Shehi shrugged. “For the price of a stink-faced whore, he’d sell his mother.”
“What makes you so sure he’s Hezbollah’s puta?” Scorpion asked, letting his right hand drop below the table to the pocket where he carried the Walther PK380 he had taken from the police station. Shehi was holding something back; he wasn’t sure what. He put his hand on the gun. “You don’t want me to come back,” he added quietly.
“I shit on you too,” Shehi said. Then looking into Scorpion’s cold gray eyes, he reconsidered. “He’s on our payroll. I know definitely one hundred percent he deals with Hezbollah. So do we.”
“Like what?”
“Guns, drugs, money washing, putas. Romanian women, Moldovan, Russian. Good business,” rubbing his thumb on his fingers in the universal sign for money.
“And I should believe you because. .?” Scorpion said.

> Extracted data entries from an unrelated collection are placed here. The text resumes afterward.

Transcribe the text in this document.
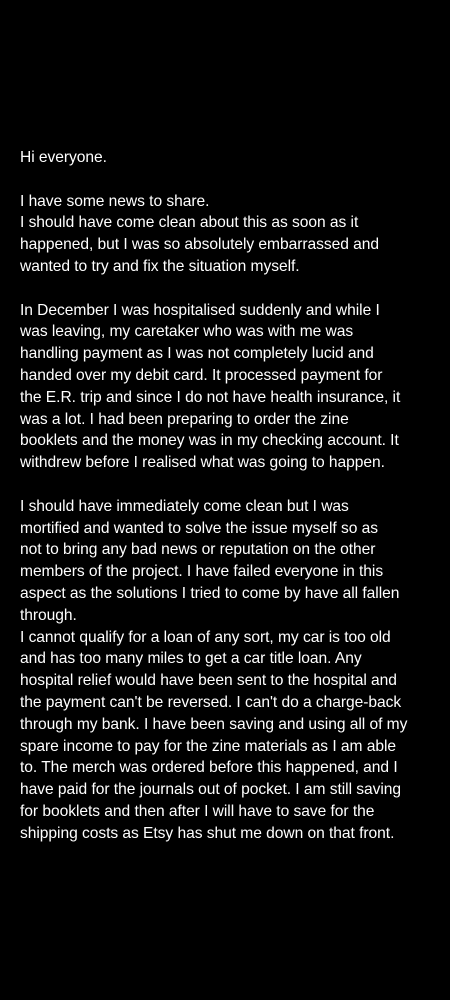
Hi everyone.
I have some news to share.
I should have come clean about this as soon as it
happened, but I was so absolutely embarrassed and
wanted to try and fix the situation myself.
In December I was hospitalised suddenly and while I
was leaving, my caretaker who was with me was
handling payment as I was not completely lucid and
handed over my debit card. It processed payment for
the E.R. trip and since I do not have health insurance, it
was a lot. I had been preparing to order the zine
booklets and the money was in my checking account. It
withdrew before I realised what was going to happen.
I should have immediately come clean but I was
mortified and wanted to solve the issue myself so as
not to bring any bad news or reputation on the other
members of the project. I have failed everyone in this
aspect as the solutions I tried to come by have all fallen
through.
I cannot qualify for a loan of any sort, my car is too old
and has too many miles to get a car title loan. Any
hospital relief would have been sent to the hospital and
the payment can't be reversed. I can't do a charge-back
through my bank. I have been saving and using all of my
spare income to pay for the zine materials as I am able
to. The merch was ordered before this happened, and I
have paid for the journals out of pocket. I am still saving
for booklets and then after I will have to save for the
shipping costs as Etsy has shut me down on that front.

“Like you say, hombre,” Shehi said, taking a swig of the brandy and wiping his mouth with his hand. “I don’t want to see you again. You too hot. Too many people looking for you,” looking directly at Scorpion. “No good for business.”
So Shehi had recognized him from the police sketch shown on TV and in the newspapers, Scorpion thought. He would have to change his appearance beyond just growing a Van Dyke type beard. It also meant Shehi knew about the four policemen he had taken out at the comisaria who were all in serious condition at Clinic de Barcelona hospital. That’s why the Albanian didn’t want to mess with him.
“Except maybe you’ll think to call the mossos the minute I leave.”
Shehi grinned. “The thought occurred.”
“Sure. Kill two birds with one stone. Make a little extra.” Scorpion winked, easing the Walther out and pointing it, under the table, at Shehi’s belly. Another word and he would have to kill him.
Again Shehi shrugged. “Not a bad idea.”
“It’s a very bad idea,” Scorpion said, finger tightening on the trigger.
“You think I don’t know, hombre? I shit in the milk of any joda’s mother,” Shehi said, giving no sign he knew how close to death he was. “I never tell mossos nothing. Nada. And if I did, what would I tell them? We talk. ‘And where did he go?’ they will ask. What can I say? I don’t know nothing. I don’t want to know nothing.” He looked shrewdly at Scorpion. “We finish, hombre?”
Scorpion slid the Walther back into his pocket as he got up.
“Cell phone,” he said, holding out his hand. Shehi handed his over.
Scorpion stood over him. “So long as you forget you ever saw me, that we ever had this conversation, we finish,” he said.
When he got outside, the sun was so bright he had to shade his eyes. As he walked the narrow street toward the Santa Maria del Mar church, he used Shehi’s phone to make a call. When he was done, he took out the SIM and battery, tossed the cell phone into a trash bin, then dropped the SIM and battery into a storm drain a block away before heading to the Metro.
The clock was ticking. And all he could think about was not the mission, but Sandrine. He wondered where she was now and if she was safe.